## Results Section 6.4: Clifford+T gate set
In this notebook, we outline the post-processing procedure for Section 6.4. Specifically, we reproduce the results from Figure 6 and Figure 4.

### Imports and setup

In [None]:
import pandas as pd 
import numpy as np
import seaborn as sns
import matplotlib.pyplot as plt
from analyzer import main_analysis
import os
import warnings

In [None]:
source_file = "../../data/times.csv"
source_output = '../../data/output'
output_folder = "../../data/paper"
mosca_data_path = '../../data/baselines/mosca'
gheorghiu_data_path = '../../data/baselines/gheorgiu'

In [None]:
df = pd.read_csv(source_file, sep='\t', header=None)
df.columns = ['filename', 'time', 'std', 'n_runs', 'successful_runs', 'optimal_runs']

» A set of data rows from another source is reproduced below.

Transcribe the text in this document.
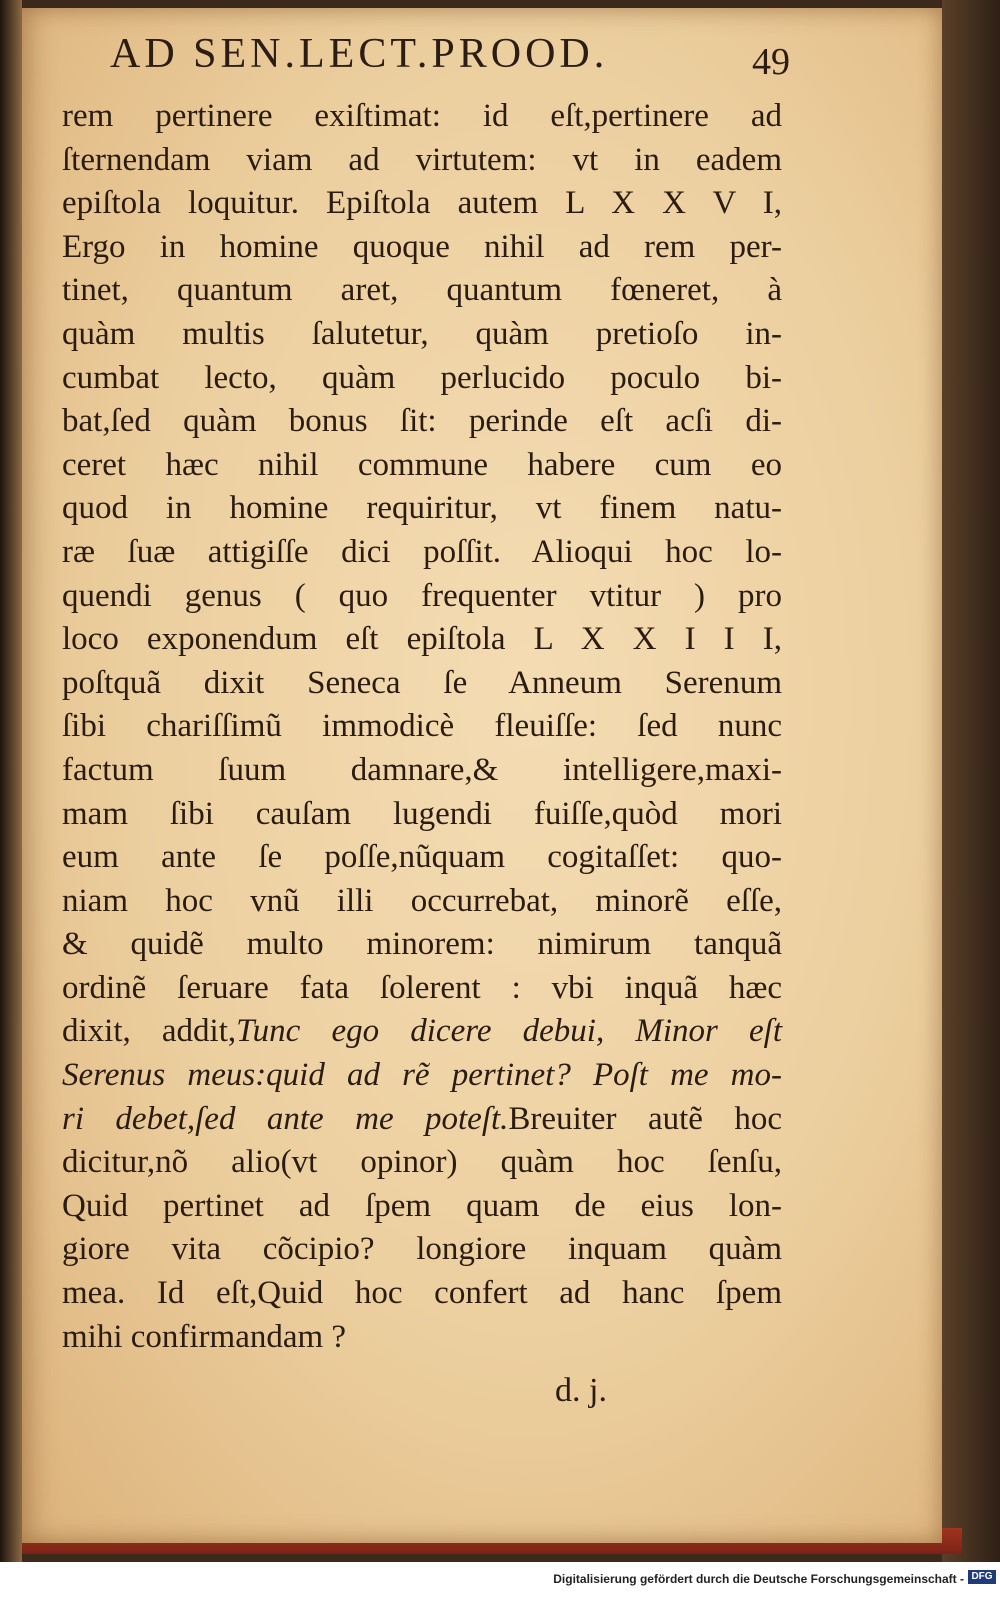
AD SEN.LECT.PROOD.	49
rem pertinere exiſtimat: id eſt,pertinere ad
ſternendam viam ad virtutem: vt in eadem
epiſtola loquitur. Epiſtola autem L X X V I,
Ergo in homine quoque nihil ad rem per-
tinet, quantum aret, quantum fœneret, à
quàm multis ſalutetur, quàm pretioſo in-
cumbat lecto, quàm perlucido poculo bi-
bat,ſed quàm bonus ſit: perinde eſt acſi di-
ceret hæc nihil commune habere cum eo
quod in homine requiritur, vt finem natu-
ræ ſuæ attigiſſe dici poſſit. Alioqui hoc lo-
quendi genus ( quo frequenter vtitur ) pro
loco exponendum eſt epiſtola L X X I I I,
poſtquã dixit Seneca ſe Anneum Serenum
ſibi chariſſimũ immodicè fleuiſſe: ſed nunc
factum ſuum damnare,& intelligere,maxi-
mam ſibi cauſam lugendi fuiſſe,quòd mori
eum ante ſe poſſe,nũquam cogitaſſet: quo-
niam hoc vnũ illi occurrebat, minorẽ eſſe,
& quidẽ multo minorem: nimirum tanquã
ordinẽ ſeruare fata ſolerent : vbi inquã hæc
dixit, addit,Tunc ego dicere debui, Minor eſt
Serenus meus:quid ad rẽ pertinet? Poſt me mo-
ri debet,ſed ante me poteſt.Breuiter autẽ hoc
dicitur,nõ alio(vt opinor) quàm hoc ſenſu,
Quid pertinet ad ſpem quam de eius lon-
giore vita cõcipio? longiore inquam quàm
mea. Id eſt,Quid hoc confert ad hanc ſpem
mihi confirmandam ?
d. j.
Digitalisierung gefördert durch die Deutsche Forschungsgemeinschaft - DFG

### Defining Helper functions
We need to load the data from Mosca and Gheorghiu from the raw output files. As discussed in the README we could not include their code


In [None]:
def parse_mosca(filename):
    """
    Parses the output file generated by MOSCA and extracts the execution time and number of gates.

    Parameters:
    filename (str): The path to the MOSCA output file.

    Returns:
    tuple: A tuple containing the execution time (float) and the number of gates (int).
           If the output file does not contain the required information, returns (None, None).
    """
    with open(filename) as f:
        raw_output = f.read()
        if 'Path = ' not in raw_output:
            return None, None
        time = raw_output.split('Execution time = ')[1].split('\n')[0]
        time = float(time)
        num_gates = len(raw_output.split('Path = ')[1].split('\n')[0].split(':'))

    return time, num_gates

def parse_gheorgiu(filename):
    """
    Parses the output file generated by Gheorgiu.

    Args:
        filename (str): The path to the output file.

    Returns:
        tuple: A tuple containing the execution time (in seconds) and the number of gates.
               If the output file does not contain the expected information, returns (None, None).
    """
    with open(filename) as f:
        raw_output = f.read()
        if 'OUT:' not in raw_output:
            return None, None
        time = raw_output.split('\n')[-1].split('Took: ')[1].split(' ms')[0]
        time = float(time) / 1000
        num_gates = int(raw_output.split('T-depth: ')[1].split('\n')[0])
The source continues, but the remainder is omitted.